UF psychologist Lori Knackstedt studies an antibiotic that may cure cocaine addiction.

Lori Knackstedt, professor of psychology, is seven years deep into research that’s yielded some surprising results: in cocaine-addicted rats, an antibiotic reduces their drug-seeking behavior and may prevent relapse. The drug Ceftriaxone appears to increase reuptake of glutamate, a neurotransmitter that regulates dopamine, the crux of the reward system. Knackstedt’s team wonders why.

Her latest paper, published online May 11 in the Journal of Neuroscience, has identified novel mechanisms of how Ceftriaxone (abbreviated “Cef”) reduces cocaine seeking. However, they also found that Cef is not directly increasing gene expression of two key glutamate transporters, GLT-1 and xCT. “We do find that this antibiotic changes things in the brain,” she says. “We’re just not sure how it’s doing it.”

Knackstedt’s fascination with behavior motivates her research. Her neurobiological approach stems from her undergraduate education in biology, where a neuroscience course piqued her interest in how cellular brain processes affect behavior. Now, she’s concerned with the practical aspects of behavior modification.
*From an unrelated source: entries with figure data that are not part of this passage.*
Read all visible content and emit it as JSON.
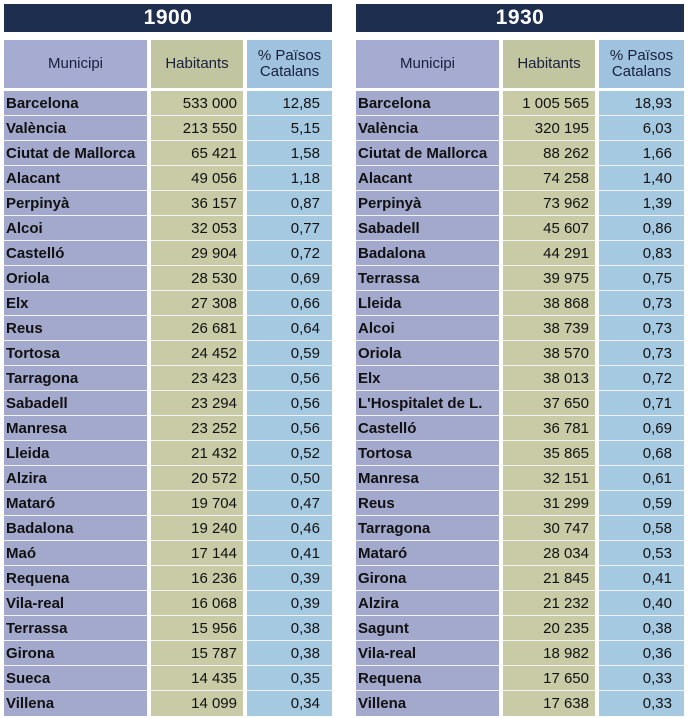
{
  "tables": [
    {
      "year": "1900",
      "headers": {
        "municipi": "Municipi",
        "habitants": "Habitants",
        "percent": "% Països Catalans"
      },
      "rows": [
        {
          "municipi": "Barcelona",
          "habitants": "533 000",
          "percent": "12,85"
        },
        {
          "municipi": "València",
          "habitants": "213 550",
          "percent": "5,15"
        },
        {
          "municipi": "Ciutat de Mallorca",
          "habitants": "65 421",
          "percent": "1,58"
        },
        {
          "municipi": "Alacant",
          "habitants": "49 056",
          "percent": "1,18"
        },
        {
          "municipi": "Perpinyà",
          "habitants": "36 157",
          "percent": "0,87"
        },
        {
          "municipi": "Alcoi",
          "habitants": "32 053",
          "percent": "0,77"
        },
        {
          "municipi": "Castelló",
          "habitants": "29 904",
          "percent": "0,72"
        },
        {
          "municipi": "Oriola",
          "habitants": "28 530",
          "percent": "0,69"
        },
        {
          "municipi": "Elx",
          "habitants": "27 308",
          "percent": "0,66"
        },
        {
          "municipi": "Reus",
          "habitants": "26 681",
          "percent": "0,64"
        },
        {
          "municipi": "Tortosa",
          "habitants": "24 452",
          "percent": "0,59"
        },
        {
          "municipi": "Tarragona",
          "habitants": "23 423",
          "percent": "0,56"
        },
        {
          "municipi": "Sabadell",
          "habitants": "23 294",
          "percent": "0,56"
        },
        {
          "municipi": "Manresa",
          "habitants": "23 252",
          "percent": "0,56"
        },
        {
          "municipi": "Lleida",
          "habitants": "21 432",
          "percent": "0,52"
        },
        {
          "municipi": "Alzira",
          "habitants": "20 572",
          "percent": "0,50"
        },
        {
          "municipi": "Mataró",
          "habitants": "19 704",
          "percent": "0,47"
        },
        {
          "municipi": "Badalona",
          "habitants": "19 240",
          "percent": "0,46"
        },
        {
          "municipi": "Maó",
          "habitants": "17 144",
          "percent": "0,41"
        },
        {
          "municipi": "Requena",
          "habitants": "16 236",
          "percent": "0,39"
        },
        {
          "municipi": "Vila-real",
          "habitants": "16 068",
          "percent": "0,39"
        },
        {
          "municipi": "Terrassa",
          "habitants": "15 956",
          "percent": "0,38"
        },
        {
          "municipi": "Girona",
          "habitants": "15 787",
          "percent": "0,38"
        },
        {
          "municipi": "Sueca",
          "habitants": "14 435",
          "percent": "0,35"
        },
        {
          "municipi": "Villena",
          "habitants": "14 099",
          "percent": "0,34"
        }
      ]
    },
    {
      "year": "1930",
      "headers": {
        "municipi": "Municipi",
        "habitants": "Habitants",
        "percent": "% Països Catalans"
      },
      "rows": [
        {
          "municipi": "Barcelona",
          "habitants": "1 005 565",
          "percent": "18,93"
        },
        {
          "municipi": "València",
          "habitants": "320 195",
          "percent": "6,03"
        },
        {
          "municipi": "Ciutat de Mallorca",
          "habitants": "88 262",
          "percent": "1,66"
        },
        {
          "municipi": "Alacant",
          "habitants": "74 258",
          "percent": "1,40"
        },
        {
          "municipi": "Perpinyà",
          "habitants": "73 962",
          "percent": "1,39"
        },
        {
          "municipi": "Sabadell",
          "habitants": "45 607",
          "percent": "0,86"
        },
        {
          "municipi": "Badalona",
          "habitants": "44 291",
          "percent": "0,83"
        },
        {
          "municipi": "Terrassa",
          "habitants": "39 975",
          "percent": "0,75"
        },
        {
          "municipi": "Lleida",
          "habitants": "38 868",
          "percent": "0,73"
        },
        {
          "municipi": "Alcoi",
          "habitants": "38 739",
          "percent": "0,73"
        },
        {
          "municipi": "Oriola",
          "habitants": "38 570",
          "percent": "0,73"
        },
        {
          "municipi": "Elx",
          "habitants": "38 013",
          "percent": "0,72"
        },
        {
          "municipi": "L'Hospitalet de L.",
          "habitants": "37 650",
          "percent": "0,71"
        },
        {
          "municipi": "Castelló",
          "habitants": "36 781",
          "percent": "0,69"
        },
        {
          "municipi": "Tortosa",
          "habitants": "35 865",
          "percent": "0,68"
        },
        {
          "municipi": "Manresa",
          "habitants": "32 151",
          "percent": "0,61"
        },
        {
          "municipi": "Reus",
          "habitants": "31 299",
          "percent": "0,59"
        },
        {
          "municipi": "Tarragona",
          "habitants": "30 747",
          "percent": "0,58"
        },
        {
          "municipi": "Mataró",
          "habitants": "28 034",
          "percent": "0,53"
        },
        {
          "municipi": "Girona",
          "habitants": "21 845",
          "percent": "0,41"
        },
        {
          "municipi": "Alzira",
          "habitants": "21 232",
          "percent": "0,40"
        },
        {
          "municipi": "Sagunt",
          "habitants": "20 235",
          "percent": "0,38"
        },
        {
          "municipi": "Vila-real",
          "habitants": "18 982",
          "percent": "0,36"
        },
        {
          "municipi": "Requena",
          "habitants": "17 650",
          "percent": "0,33"
        },
        {
          "municipi": "Villena",
          "habitants": "17 638",
          "percent": "0,33"
        }
      ]
    }
  ]
}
The Ceftriaxone research examines how an antibiotic is disrupting the reward pathway in the nucleus accumbens — the reward center of the brain — and now that they know it’s not acting directly on DNA, the team is one step closer to understanding how Cef reduces excess glutamate that supports continued addiction and encourages patients to relapse.
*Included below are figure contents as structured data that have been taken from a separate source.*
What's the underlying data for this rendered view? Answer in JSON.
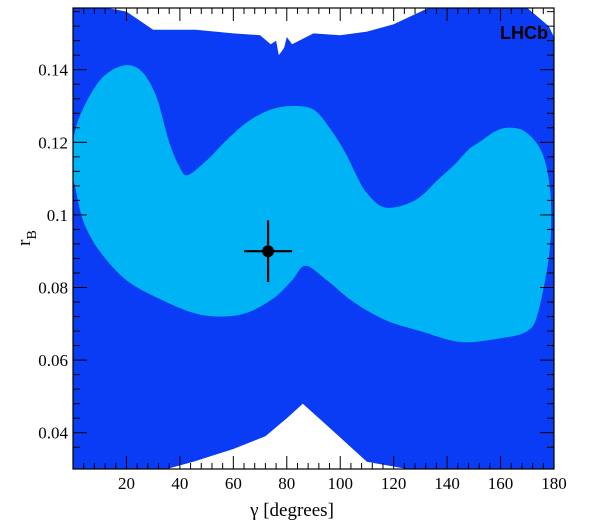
{
  "chart_data": {
    "type": "contour",
    "xlabel": "γ [degrees]",
    "ylabel": "r",
    "ylabel_subscript": "B",
    "xlim": [
      0,
      180
    ],
    "ylim": [
      0.03,
      0.157
    ],
    "xticks": [
      20,
      40,
      60,
      80,
      100,
      120,
      140,
      160,
      180
    ],
    "yticks": [
      0.04,
      0.06,
      0.08,
      0.1,
      0.12,
      0.14
    ],
    "ytick_labels": [
      "0.04",
      "0.06",
      "0.08",
      "0.1",
      "0.12",
      "0.14"
    ],
    "annotation": "LHCb",
    "colors": {
      "outer_region": "#0a3cf5",
      "inner_region": "#00b3f5",
      "background": "#ffffff",
      "marker": "#000000"
    },
    "best_fit": {
      "gamma": 73,
      "r_B": 0.09,
      "gamma_err": 9,
      "r_B_err": 0.0085
    },
    "regions": [
      {
        "name": "outer",
        "points": [
          [
            0,
            0.157
          ],
          [
            13,
            0.157
          ],
          [
            20,
            0.156
          ],
          [
            30,
            0.151
          ],
          [
            46,
            0.151
          ],
          [
            60,
            0.15
          ],
          [
            70,
            0.1495
          ],
          [
            74,
            0.147
          ],
          [
            76,
            0.148
          ],
          [
            77,
            0.144
          ],
          [
            79,
            0.146
          ],
          [
            80,
            0.149
          ],
          [
            82,
            0.147
          ],
          [
            90,
            0.15
          ],
          [
            100,
            0.1495
          ],
          [
            110,
            0.1505
          ],
          [
            120,
            0.1525
          ],
          [
            133,
            0.157
          ],
          [
            170,
            0.157
          ],
          [
            178,
            0.152
          ],
          [
            180,
            0.149
          ],
          [
            180,
            0.03
          ],
          [
            165,
            0.03
          ],
          [
            150,
            0.03
          ],
          [
            135,
            0.03
          ],
          [
            125,
            0.03
          ],
          [
            110,
            0.032
          ],
          [
            95,
            0.042
          ],
          [
            86,
            0.048
          ],
          [
            80,
            0.044
          ],
          [
            72,
            0.039
          ],
          [
            60,
            0.0355
          ],
          [
            45,
            0.032
          ],
          [
            35,
            0.03
          ],
          [
            0,
            0.03
          ]
        ]
      },
      {
        "name": "inner",
        "points": [
          [
            0,
            0.12
          ],
          [
            3,
            0.128
          ],
          [
            10,
            0.137
          ],
          [
            18,
            0.141
          ],
          [
            25,
            0.14
          ],
          [
            31,
            0.133
          ],
          [
            36,
            0.12
          ],
          [
            40,
            0.113
          ],
          [
            43,
            0.111
          ],
          [
            50,
            0.115
          ],
          [
            58,
            0.121
          ],
          [
            66,
            0.126
          ],
          [
            74,
            0.129
          ],
          [
            82,
            0.13
          ],
          [
            90,
            0.129
          ],
          [
            96,
            0.124
          ],
          [
            102,
            0.117
          ],
          [
            106,
            0.111
          ],
          [
            110,
            0.106
          ],
          [
            117,
            0.102
          ],
          [
            128,
            0.104
          ],
          [
            137,
            0.11
          ],
          [
            143,
            0.114
          ],
          [
            148,
            0.118
          ],
          [
            152,
            0.12
          ],
          [
            158,
            0.123
          ],
          [
            163,
            0.124
          ],
          [
            169,
            0.123
          ],
          [
            175,
            0.118
          ],
          [
            178,
            0.11
          ],
          [
            179,
            0.1
          ],
          [
            178,
            0.088
          ],
          [
            174,
            0.073
          ],
          [
            170,
            0.068
          ],
          [
            160,
            0.066
          ],
          [
            145,
            0.065
          ],
          [
            130,
            0.068
          ],
          [
            117,
            0.071
          ],
          [
            105,
            0.076
          ],
          [
            95,
            0.082
          ],
          [
            87,
            0.086
          ],
          [
            82,
            0.082
          ],
          [
            75,
            0.077
          ],
          [
            65,
            0.073
          ],
          [
            55,
            0.072
          ],
          [
            45,
            0.073
          ],
          [
            32,
            0.077
          ],
          [
            20,
            0.082
          ],
          [
            10,
            0.09
          ],
          [
            4,
            0.098
          ],
          [
            1,
            0.107
          ],
          [
            0,
            0.111
          ]
        ]
      }
    ]
  }
}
Next, the team will expand their perspective beyond the nucleus accumbens, but that requires a broader approach: proteomics, a portmanteau of “protein genomics,” involves the use of a mass spectrometer to analyze tissue. An emerging body of research shows that “listen to your gut” has some neuroscience behind it; a reduced gut microbiome has been linked to cocaine relapse, as well as anxiety and depressive disorders. Cephalosporin antibiotics such as Cef have been shown to reduce these behaviors, but their role in the gut–brain axis is not well understood.

Nevertheless, overuse of antibiotics has its own set of side effects. Thus, Knackstedt’s side project is to get the best of both worlds: “I’m interested in developing a drug with reduced side effects to treat addictive behaviors,” she says. “Ceftriaxone is a real contender.”